Bishop Hying

When we take the time to tend the garden of the soul, the Lord will invariably speak through us

As published in the Northwest Indiana Catholic on April 22, 2018


      A spiritual journal is an effective way to pour out the significant details of our lives, the lasting fruit of our prayer and the spiritual insights of our experience in a disciplined effort. I have started and stopped a spiritual journal over the years, always intending to remain committed to writing my reflections, but sooner or later drifting away from it. I suppose my weekly columns are a spiritual journal in a sense; I certainly feel privileged to share my evolving thoughts, faith convictions and struggles of Christian discipleship with all of you.

      I recently discovered a journal that I had been keeping in the early 2000s, begun while I was on retreat at New Melleray Abbey, a Trappist monastery in Iowa where I have been discovering God, silence, prayer and peace for 36 years. Here is the opening passage, written on Dec. 15, 2002 at 4 a.m. on a bitterly cold morning in a solitary and silent chapel.

      “I begin this journal on my knees at New Melleray Abbey in the basement chapel, lined with ancient stone, filled with the unspeakable presence of God. Why am I beginning this journal and why now? I feel as if I am standing on the precipice of a great mystery, a discovery, some sort of abyss that fills me with dread and hope at the same time. These empty pages stand as the blank leaves of my future days which you, O Lord, already know. May I only fill them with your Word – Jesus - whom you consistently, yet gently, continue to imprint upon my heart and my life.

      O Jesus, I have held you thousands of times in my hands at Mass, yet have let you drop from my heart and my thoughts. In this place of silence and prayer, empty me out, O Lord, of my selfishness, my obsessions, my fears and my anxieties. Help me to speak your living Word to your people. Forgive my pride - this sense of needing to justify, explain, and make myself up apart from your silence and humility.  Bless this journal. May it be a drama of grace in the life of a sinner.”

      When we ponder the mystery of life, the gifts we have received, the sufferings and setbacks endured, the growth of faith, love and peace in our souls, the experiences, struggles, graces and crosses that fill our days and years, can we not see them all as a drama of grace? Every human person is a living narrative of how God is working to love, bless, convert and forgive this particular soul and powerfully use us to bring others to the grace and mercy of the Sacred Heart of Christ. 

      If we are faithful to the labyrinthine ins and outs of our spiritual path, God gently and mysteriously will lead us home.

      Here is what I wrote the following day, Dec. 16, after praying in the pitch-dark monastery chapel upstairs where the only light at 3 a.m. is the sanctuary lamp suspended in the air, the silent witness to the enduring presence of the Eucharistic Christ.

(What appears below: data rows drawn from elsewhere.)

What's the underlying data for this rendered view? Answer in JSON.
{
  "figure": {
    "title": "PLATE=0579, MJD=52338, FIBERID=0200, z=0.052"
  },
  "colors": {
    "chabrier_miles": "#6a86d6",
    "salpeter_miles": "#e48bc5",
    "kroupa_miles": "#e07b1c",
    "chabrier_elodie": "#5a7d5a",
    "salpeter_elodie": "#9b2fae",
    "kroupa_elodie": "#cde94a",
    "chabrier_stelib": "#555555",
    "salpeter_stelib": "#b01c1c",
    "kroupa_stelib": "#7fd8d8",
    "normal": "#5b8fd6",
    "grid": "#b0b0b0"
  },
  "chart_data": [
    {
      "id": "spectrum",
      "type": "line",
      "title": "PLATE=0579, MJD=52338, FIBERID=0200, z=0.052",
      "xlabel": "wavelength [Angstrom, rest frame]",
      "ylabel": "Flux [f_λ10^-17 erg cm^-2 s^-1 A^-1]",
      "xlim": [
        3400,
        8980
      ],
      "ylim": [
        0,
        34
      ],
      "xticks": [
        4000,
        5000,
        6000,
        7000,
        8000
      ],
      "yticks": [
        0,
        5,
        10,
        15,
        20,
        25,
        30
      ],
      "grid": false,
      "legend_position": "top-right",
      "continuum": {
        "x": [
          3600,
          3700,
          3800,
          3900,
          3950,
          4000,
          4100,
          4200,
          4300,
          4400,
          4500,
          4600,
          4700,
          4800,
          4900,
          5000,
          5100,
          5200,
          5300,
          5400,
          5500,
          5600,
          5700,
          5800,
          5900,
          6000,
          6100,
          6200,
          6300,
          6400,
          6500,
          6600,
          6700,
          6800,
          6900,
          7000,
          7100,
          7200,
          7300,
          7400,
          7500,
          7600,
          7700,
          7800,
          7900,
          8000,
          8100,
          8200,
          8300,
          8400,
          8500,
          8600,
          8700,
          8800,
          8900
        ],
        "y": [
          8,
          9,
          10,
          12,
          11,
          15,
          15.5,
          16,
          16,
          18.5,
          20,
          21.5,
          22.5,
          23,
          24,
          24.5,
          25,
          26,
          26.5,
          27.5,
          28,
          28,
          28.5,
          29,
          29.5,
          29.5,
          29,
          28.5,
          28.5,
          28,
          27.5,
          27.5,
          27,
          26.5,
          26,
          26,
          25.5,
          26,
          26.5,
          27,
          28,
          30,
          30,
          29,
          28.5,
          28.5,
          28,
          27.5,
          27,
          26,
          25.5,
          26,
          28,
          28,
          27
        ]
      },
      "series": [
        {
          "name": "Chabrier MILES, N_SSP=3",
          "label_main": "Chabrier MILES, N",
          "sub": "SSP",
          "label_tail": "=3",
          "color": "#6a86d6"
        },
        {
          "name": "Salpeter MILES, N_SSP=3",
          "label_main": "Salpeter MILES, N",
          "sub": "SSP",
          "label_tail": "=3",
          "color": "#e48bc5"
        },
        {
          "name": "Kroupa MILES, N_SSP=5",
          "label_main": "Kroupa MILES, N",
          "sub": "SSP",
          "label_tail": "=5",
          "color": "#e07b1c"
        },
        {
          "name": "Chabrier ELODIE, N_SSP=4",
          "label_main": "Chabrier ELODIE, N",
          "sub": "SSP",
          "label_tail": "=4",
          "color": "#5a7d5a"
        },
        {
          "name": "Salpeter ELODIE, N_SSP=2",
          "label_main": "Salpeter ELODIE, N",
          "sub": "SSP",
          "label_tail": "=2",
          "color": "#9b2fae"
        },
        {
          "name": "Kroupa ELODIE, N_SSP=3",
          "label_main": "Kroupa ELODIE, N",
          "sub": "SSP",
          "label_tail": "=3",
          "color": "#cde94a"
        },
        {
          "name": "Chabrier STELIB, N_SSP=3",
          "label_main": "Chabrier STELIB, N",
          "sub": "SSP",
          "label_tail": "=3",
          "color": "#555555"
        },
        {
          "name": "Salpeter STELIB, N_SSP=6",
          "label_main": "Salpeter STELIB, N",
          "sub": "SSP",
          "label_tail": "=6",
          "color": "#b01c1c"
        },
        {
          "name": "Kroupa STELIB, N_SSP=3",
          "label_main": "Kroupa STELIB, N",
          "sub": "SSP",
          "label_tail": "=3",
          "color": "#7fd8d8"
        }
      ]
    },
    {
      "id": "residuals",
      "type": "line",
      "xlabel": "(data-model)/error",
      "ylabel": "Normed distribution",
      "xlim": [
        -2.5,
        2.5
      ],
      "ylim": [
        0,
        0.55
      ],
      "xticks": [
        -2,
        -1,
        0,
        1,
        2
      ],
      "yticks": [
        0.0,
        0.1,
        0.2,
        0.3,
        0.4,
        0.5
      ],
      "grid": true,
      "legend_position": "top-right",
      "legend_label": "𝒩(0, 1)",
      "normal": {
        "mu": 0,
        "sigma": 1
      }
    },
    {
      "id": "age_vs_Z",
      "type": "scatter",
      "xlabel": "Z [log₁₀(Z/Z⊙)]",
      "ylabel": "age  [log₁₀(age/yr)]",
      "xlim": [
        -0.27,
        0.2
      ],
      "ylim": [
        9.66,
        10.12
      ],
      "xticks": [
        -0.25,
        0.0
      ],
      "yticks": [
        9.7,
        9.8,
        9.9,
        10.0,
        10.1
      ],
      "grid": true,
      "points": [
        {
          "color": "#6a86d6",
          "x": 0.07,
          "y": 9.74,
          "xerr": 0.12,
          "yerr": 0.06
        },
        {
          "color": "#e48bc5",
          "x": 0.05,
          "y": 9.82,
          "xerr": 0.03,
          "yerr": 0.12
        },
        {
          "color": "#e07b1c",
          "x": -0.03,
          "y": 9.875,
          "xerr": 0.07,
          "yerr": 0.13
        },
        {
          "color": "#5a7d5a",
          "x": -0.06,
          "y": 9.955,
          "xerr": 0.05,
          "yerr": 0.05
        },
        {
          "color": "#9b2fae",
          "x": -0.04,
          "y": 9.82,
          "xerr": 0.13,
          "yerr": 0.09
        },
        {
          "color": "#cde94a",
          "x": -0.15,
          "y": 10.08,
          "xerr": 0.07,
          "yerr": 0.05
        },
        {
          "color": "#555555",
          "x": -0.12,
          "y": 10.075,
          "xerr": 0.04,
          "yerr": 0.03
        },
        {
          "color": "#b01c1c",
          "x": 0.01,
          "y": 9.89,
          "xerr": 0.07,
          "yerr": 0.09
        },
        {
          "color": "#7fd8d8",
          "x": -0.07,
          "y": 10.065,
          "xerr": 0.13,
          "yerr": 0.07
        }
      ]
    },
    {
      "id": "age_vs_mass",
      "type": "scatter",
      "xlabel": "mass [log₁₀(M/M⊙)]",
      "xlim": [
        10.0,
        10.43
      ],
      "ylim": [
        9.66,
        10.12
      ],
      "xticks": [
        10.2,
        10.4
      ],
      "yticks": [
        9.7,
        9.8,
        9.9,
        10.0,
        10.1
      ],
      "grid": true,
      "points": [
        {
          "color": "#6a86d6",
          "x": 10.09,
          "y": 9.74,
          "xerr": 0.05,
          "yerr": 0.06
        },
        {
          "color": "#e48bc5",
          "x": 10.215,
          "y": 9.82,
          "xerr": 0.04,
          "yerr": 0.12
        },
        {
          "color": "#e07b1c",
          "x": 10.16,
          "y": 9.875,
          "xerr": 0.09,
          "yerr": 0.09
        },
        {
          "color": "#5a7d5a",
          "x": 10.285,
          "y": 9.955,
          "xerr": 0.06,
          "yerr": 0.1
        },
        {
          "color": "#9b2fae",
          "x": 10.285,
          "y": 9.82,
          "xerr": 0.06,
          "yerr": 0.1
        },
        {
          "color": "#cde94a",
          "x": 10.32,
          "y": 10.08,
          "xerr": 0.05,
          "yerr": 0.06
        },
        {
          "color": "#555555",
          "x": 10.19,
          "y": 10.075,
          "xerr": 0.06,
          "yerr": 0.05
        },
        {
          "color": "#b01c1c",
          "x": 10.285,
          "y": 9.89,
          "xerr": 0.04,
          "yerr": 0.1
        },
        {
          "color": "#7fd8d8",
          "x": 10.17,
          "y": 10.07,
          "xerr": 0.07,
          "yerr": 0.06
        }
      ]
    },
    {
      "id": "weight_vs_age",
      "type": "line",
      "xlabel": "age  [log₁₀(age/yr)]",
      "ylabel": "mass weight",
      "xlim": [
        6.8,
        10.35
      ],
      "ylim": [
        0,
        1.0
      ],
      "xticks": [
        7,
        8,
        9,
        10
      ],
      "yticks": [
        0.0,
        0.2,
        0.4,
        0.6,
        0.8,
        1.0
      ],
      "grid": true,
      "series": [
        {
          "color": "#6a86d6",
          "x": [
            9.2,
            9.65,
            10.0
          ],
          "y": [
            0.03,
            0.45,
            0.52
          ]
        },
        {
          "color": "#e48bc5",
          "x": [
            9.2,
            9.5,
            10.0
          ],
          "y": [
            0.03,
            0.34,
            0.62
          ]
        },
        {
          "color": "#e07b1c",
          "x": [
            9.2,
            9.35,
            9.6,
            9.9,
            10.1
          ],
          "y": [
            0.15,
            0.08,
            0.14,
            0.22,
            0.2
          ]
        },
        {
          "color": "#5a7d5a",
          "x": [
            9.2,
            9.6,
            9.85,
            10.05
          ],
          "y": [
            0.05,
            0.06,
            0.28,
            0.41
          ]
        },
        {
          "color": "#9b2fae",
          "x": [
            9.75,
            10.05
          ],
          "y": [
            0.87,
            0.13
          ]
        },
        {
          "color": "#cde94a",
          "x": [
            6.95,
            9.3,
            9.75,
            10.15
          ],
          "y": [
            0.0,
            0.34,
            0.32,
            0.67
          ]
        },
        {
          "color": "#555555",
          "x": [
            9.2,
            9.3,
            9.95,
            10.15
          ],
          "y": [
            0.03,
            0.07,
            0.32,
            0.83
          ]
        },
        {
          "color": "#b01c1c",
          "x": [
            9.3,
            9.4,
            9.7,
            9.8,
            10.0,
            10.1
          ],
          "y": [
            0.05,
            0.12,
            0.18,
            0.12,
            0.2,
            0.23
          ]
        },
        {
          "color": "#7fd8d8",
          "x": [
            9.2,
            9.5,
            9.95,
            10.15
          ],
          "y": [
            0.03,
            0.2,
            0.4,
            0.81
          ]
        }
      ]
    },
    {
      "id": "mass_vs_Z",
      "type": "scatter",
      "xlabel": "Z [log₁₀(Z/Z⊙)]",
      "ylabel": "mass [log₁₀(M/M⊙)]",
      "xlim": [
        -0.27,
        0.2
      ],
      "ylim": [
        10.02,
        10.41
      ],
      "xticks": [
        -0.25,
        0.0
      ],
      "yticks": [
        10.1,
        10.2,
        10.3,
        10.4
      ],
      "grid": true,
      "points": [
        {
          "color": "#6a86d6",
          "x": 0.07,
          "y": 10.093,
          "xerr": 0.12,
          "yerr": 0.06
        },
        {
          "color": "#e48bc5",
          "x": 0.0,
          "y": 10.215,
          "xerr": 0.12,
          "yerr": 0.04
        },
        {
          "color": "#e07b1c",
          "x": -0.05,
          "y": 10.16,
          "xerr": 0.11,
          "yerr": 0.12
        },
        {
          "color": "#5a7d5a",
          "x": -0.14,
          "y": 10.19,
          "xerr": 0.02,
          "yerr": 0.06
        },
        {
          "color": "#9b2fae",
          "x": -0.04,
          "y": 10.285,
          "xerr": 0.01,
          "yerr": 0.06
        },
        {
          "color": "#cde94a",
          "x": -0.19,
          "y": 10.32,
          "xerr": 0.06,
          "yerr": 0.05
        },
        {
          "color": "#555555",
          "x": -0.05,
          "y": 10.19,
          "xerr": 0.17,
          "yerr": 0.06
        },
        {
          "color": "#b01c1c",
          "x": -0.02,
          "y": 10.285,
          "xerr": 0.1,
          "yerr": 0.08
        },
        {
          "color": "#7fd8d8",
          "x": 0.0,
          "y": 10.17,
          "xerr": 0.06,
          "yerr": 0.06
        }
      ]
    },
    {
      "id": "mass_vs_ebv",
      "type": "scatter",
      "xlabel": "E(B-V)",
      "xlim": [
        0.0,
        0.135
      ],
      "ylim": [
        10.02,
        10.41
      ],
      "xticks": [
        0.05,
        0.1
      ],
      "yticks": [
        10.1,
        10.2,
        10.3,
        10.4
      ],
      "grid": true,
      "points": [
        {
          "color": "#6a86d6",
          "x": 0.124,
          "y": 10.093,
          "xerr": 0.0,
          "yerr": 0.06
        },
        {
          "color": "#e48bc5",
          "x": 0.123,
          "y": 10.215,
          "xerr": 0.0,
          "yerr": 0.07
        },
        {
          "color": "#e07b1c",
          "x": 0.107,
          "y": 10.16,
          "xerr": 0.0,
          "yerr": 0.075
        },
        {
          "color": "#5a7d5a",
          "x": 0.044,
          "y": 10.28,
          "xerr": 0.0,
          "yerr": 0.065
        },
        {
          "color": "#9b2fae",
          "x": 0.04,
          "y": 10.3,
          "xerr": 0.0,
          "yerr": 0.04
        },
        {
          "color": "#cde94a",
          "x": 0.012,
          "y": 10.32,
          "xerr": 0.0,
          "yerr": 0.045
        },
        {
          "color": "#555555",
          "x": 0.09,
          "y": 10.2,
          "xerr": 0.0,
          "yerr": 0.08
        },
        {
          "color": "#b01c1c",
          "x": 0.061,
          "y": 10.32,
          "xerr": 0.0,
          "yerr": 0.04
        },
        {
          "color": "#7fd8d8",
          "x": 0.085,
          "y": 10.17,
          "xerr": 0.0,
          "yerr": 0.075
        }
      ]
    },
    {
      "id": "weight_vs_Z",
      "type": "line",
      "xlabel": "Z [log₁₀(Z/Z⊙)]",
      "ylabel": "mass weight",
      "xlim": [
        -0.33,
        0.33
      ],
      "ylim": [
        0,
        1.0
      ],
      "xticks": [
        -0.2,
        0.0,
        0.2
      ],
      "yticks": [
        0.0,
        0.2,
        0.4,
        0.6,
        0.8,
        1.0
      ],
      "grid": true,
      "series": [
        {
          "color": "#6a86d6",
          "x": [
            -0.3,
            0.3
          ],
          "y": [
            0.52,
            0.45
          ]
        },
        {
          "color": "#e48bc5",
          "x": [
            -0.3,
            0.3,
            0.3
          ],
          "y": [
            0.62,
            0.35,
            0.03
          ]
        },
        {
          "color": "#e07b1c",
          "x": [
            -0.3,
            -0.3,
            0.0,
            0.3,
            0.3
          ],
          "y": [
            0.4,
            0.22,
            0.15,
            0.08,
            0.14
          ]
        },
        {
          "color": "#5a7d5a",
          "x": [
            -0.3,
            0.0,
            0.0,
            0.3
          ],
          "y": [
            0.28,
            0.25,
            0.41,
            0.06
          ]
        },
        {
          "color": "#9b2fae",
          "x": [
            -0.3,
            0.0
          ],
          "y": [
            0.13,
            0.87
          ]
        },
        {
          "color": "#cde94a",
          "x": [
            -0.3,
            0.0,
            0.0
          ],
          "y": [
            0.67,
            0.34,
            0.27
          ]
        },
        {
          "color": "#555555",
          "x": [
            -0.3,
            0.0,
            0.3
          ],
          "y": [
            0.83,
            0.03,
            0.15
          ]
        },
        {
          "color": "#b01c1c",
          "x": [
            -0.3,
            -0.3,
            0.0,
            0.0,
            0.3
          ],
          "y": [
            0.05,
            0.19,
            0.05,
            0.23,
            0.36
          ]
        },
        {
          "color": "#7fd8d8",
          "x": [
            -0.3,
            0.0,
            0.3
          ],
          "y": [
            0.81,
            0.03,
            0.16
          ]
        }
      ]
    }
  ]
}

      “In the night of the sleeping world, one flickering jab of light sighs in the darkness, shouting out the nearness of God, the incarnate presence of the Son. While most people are asleep and others are just going to bed, the monks keep vigil with the sleepless Christ. O God, you come to me in ineffable gentleness in the blackness of this chapel. As Isaiah says in the Office of Readings today, the pyre is piled high with grass and wood, waiting for the sulphurous breath of God to light all afire! 

      “Lord God, breathe today on the pyre of my life, piled high with grace and sin, despair and hope, love and selfishness, fear and anger, questions and faith. Consume it Lord in the mad holocaust of your breath and your Spirit, where no sight, sound or taste can ever fully illumine or lead astray.”

      One of the gifts of keeping a spiritual journal is the opportunity to go back and discover where you were at in any given moment of life. What was I struggling with? What were the questions? What seemed important at the time?

      When I read these pondered scribblings from the past, I am always astonished by two recurring insights - how much my life has changed and how much it has not. The things that worried, overwhelmed and challenged me have come and gone, only to be replaced by others. I get a sense of having made some faltering steps of spiritual progress, yet readily acknowledge that I am only in the beginning stages of actual faith, love and prayer. 

      When persistent sins, failures and weaknesses over the years draw me to despair, I am also renewed in the deep experience of God’s silent patience and gentle mercy offered to me, beyond anything I could even imagine, deserve or attempt to grasp on my own.

      Having written this column and shared these musings with you, the fruit of a monastic retreat from years long ago, I feel a renewed urge to spiritually journal again in a consistent effort. God speaks to each one of us, prodigally casting seeds of faith, love and peace in the abundant soil of our human experience.             When we take the time to tend the soul’s garden and to meditate on how Jesus is making the mercy and presence of God incarnate in our lives and even dare to write about it, the Lord will invariably speak through us.

      Such insights faithfully contribute to the net quantity and quality of belief, comm, suffering, revelation and redemption of the world. What a privilege. What an opportunity. 

      Maybe God is calling you to write the journal of your soul!